Well, it would be an understatement to say that I enjoy shopping. Truthfully, it’s not only a hobby, but one of my best life skills. I am just exceptionally good at finding what I want for a great deal. And, I’ve mentioned before that dating can feel a lot like shopping…which is why it is crazy that I never really liked dating!
A friend-we’ll call her Mrs. New York, since her birthday is also in July and there can’t be two of us-recently sent me this link about a French dating website turned traveling “pop-up-shop” where men are put on display, Barbie-doll style, as if in a grocery store aisle and women can come peruse the goods and try to pick a good melon- I mean, man. Well, friends, this takes “man-shopping” to a whole new level, now, doesn’t it?
I did a little more research on the subject. Because these things are important. The original dating website, loosely translated (ok, basically just guessed, I took Spanish in high school) as “Adopt a Man” was geared toward men posting profiles and women making all the first moves, thus eliminating the “pressure” for women of having all this “unwanted” solicitation from men you don’t like, and giving women more control in online dating situations. Apparently, there was a U.S. version of this website for awhile, but now when you go to adoptaguy.com it redirects automatically to a U.K. site, bagabloke.com (haha). I understand how some women may be hesitant to use traditional online dating services-you lay it all out there publicly and then sift through all the weird propositions from strange men (why do you think I started writing this blog?). Therefore, it might be appealing to certain women to take the reigns and only approach men that they’ve pre-screened as attractive/rich/whatever enough. However, you risk missing a great guy that isn’t in your desired height/weight/income bracket that might’ve contacted you and won you over with his wit and generosity, or something like that. It seems like only letting one gender be in charge of the picking, whether it is guys or gals, is more focused on the “temporary” (looks, income, career, location) and less focused on real compatibility (values, personality, shared interests). And that’s certainly how a lot of people approach dating and relationships…and probably why most people aren’t very good at either (but that’s another blog). Online dating is definitely an investment of your time and can certainly be soul-crushing at times. No, you won’t be a match with every guy that “winks” at you, but won’t it make you feel good and attractive if a lot of guys are interested in you based on your online profile? Even if they aren’t exactly your type? How is that “unwanted” attention? You are on a dating site, remember? Isn’t that the point-for guys to be interested in you? A nice message from someone who’s not right for you could still be the confidence boost which gives you the courage to write back to the guy that does have potential.

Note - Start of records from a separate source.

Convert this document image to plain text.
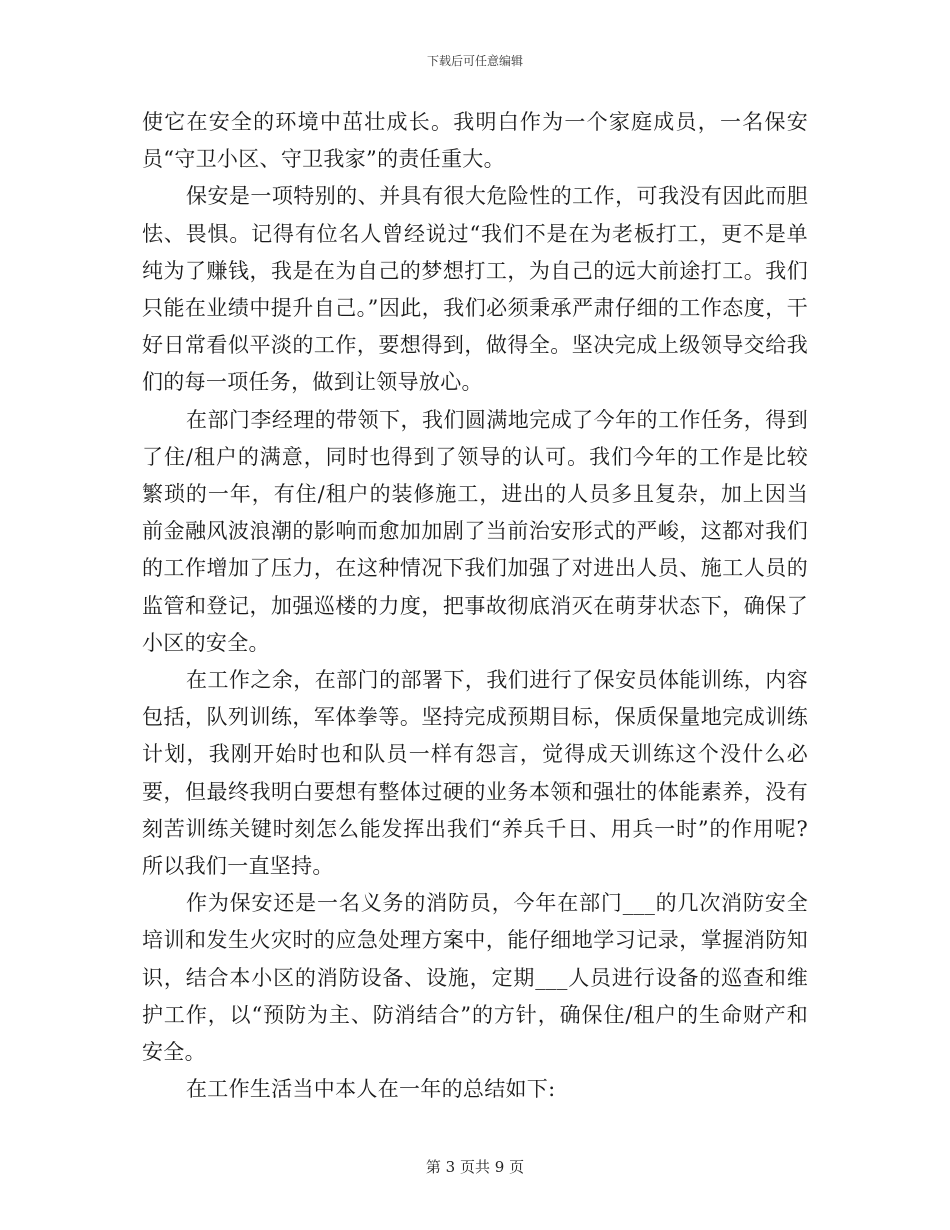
下载后可任意编辑

使它在安全的环境中茁壮成长。我明白作为一个家庭成员，一名保安员“守卫小区、守卫我家”的责任重大。

保安是一项特别的、并具有很大危险性的工作，可我没有因此而胆怯、畏惧。记得有位名人曾经说过“我们不是在为老板打工，更不是单纯为了赚钱，我是在为自己的梦想打工，为自己的远大前途打工。我们只能在业绩中提升自己。”因此，我们必须秉承严肃仔细的工作态度，干好日常看似平淡的工作，要想得到，做得全。坚决完成上级领导交给我们的每一项任务，做到让领导放心。

在部门李经理的带领下，我们圆满地完成了今年的工作任务，得到了住/租户的满意，同时也得到了领导的认可。我们今年的工作是比较繁琐的一年，有住/租户的装修施工，进出的人员多且复杂，加上因当前金融风波浪潮的影响而愈加加剧了当前治安形式的严峻，这都对我们的工作增加了压力，在这种情况下我们加强了对进出人员、施工人员的监管和登记，加强巡楼的力度，把事故彻底消灭在萌芽状态下，确保了小区的安全。

在工作之余，在部门的部署下，我们进行了保安员体能训练，内容包括，队列训练，军体拳等。坚持完成预期目标，保质保量地完成训练计划，我刚开始时也和队员一样有怨言，觉得成天训练这个没什么必要，但最终我明白要想有整体过硬的业务本领和强壮的体能素养，没有刻苦训练关键时刻怎么能发挥出我们“养兵千日、用兵一时”的作用呢?所以我们一直坚持。

作为保安还是一名义务的消防员，今年在部门___的几次消防安全培训和发生火灾时的应急处理方案中，能仔细地学习记录，掌握消防知识，结合本小区的消防设备、设施，定期___人员进行设备的巡查和维护工作，以“预防为主、防消结合”的方针，确保住/租户的生命财产和安全。

在工作生活当中本人在一年的总结如下:

第 3 页共 9 页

And-it pains me to say this, and I expect to catch some flack for it, but…do women really want to be in the drivers seat??? I know, I KNOW. (Miss July ducks.) I have to say…I really don’t want to make the first move. SIGH. Let me be real with you. I’m totally a girl-power feminist. I love Hillary Clinton. (2016!) However, as a strong, independent woman, I also tend to be a little bossy and domineering if I don’t watch myself. Therefore, I love a man with a plan-I actually enjoy being able to sit back and not be in charge all the time. It’s kind of relaxing! And, as my mother will tell
me you, we also need to make sure that the man can hold his own so I won’t “run right over him.” (Thanks, Mom.) I’m not looking for a “Yes Man.” I’m looking for someone who challenges me a little more than that! So, for me, letting the guy make the first move is almost a little relationship test. I need to make sure he has it in him, you know? Or it’s never going to work.

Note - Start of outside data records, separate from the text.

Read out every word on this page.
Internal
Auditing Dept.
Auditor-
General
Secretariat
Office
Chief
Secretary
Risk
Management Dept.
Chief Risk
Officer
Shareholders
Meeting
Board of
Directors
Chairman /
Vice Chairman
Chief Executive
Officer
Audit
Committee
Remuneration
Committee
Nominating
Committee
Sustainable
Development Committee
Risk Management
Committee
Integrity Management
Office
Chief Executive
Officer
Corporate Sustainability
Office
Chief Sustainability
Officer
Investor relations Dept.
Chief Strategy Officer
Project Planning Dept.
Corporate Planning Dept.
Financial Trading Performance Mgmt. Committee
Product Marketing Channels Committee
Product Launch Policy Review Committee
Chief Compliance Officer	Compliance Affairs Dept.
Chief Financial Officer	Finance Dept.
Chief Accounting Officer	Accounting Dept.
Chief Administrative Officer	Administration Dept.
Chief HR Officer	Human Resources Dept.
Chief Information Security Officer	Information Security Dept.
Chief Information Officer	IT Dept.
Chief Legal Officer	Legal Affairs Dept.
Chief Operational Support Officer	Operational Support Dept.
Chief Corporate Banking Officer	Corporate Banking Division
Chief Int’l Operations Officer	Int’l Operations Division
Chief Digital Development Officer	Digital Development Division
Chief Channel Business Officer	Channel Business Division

Another interesting facet to this concept, particularly with the “live” store, rather than just an online website-what if the genders were reversed in this situation? What if this was an “Adopt-A-Woman” site with women on display and men doing the picking? I am pretty sure feminists would be coming out in droves about how such a program is degrading, insulting, and offensive. It’s noted that in Europe, this is practically a “red-light” activity and would actually be highly suspicious. Maybe it would be viewed differently if men and women were on display at the same time, which wouldn’t necessarily all that different from what we refer to as “speed dating” so maybe this is the European version of that? The gimmick of putting guys in “Barbie-doll” style boxes with generic nicknames might be taking the joke too far, especially for anyone serious about finding a relationship (which I suspect, these people really are not). The article also duly points out that men and women are people-not purchases-and maybe shouldn’t be treated like something you’d buy off a shelf next to the toilet paper.

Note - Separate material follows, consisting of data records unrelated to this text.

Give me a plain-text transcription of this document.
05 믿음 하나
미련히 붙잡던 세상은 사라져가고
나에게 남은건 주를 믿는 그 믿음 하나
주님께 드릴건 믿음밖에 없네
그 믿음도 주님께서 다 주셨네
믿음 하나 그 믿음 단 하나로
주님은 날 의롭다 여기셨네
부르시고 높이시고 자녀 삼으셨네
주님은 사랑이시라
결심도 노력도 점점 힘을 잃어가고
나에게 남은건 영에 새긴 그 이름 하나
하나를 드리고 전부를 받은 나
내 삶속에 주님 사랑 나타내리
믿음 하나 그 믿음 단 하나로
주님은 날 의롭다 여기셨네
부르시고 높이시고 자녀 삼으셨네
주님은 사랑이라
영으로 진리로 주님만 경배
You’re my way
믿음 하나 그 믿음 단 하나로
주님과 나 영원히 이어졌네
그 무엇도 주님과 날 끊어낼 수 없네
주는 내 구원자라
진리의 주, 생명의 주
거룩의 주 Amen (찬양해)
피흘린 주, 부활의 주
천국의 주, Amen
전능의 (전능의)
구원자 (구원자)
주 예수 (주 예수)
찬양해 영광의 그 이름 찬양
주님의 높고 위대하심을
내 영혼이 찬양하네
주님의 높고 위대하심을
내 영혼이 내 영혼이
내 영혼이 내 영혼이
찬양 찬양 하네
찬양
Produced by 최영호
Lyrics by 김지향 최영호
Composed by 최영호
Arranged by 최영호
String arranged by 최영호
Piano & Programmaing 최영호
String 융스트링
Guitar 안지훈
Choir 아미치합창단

Isn’t that basically what any online dating service is “selling” though? Ultimately, aren’t we all browsing through zillions of profiles, weeding people out by size, shape, and attractiveness as if we are picking out a Christmas tree? Does it really matter whether or not men, women, or both are “allowed” to make the initial contact? That’s why there are so many different types of dating sites-some focused on specific races or religions, geographic area, or “who makes the first move.” Essentially, we are “shopping” for someone that meets a general list of criteria, and using dating sites that filter things out for you based on what you are looking for or what you are comfortable with could make things easier. It’s a modern day version of Goldilocks…trying to find the one that is juuuuust right. Not necessarily very romantic, a little embarrassing to talk about, but practical…just like shopping for toilet paper.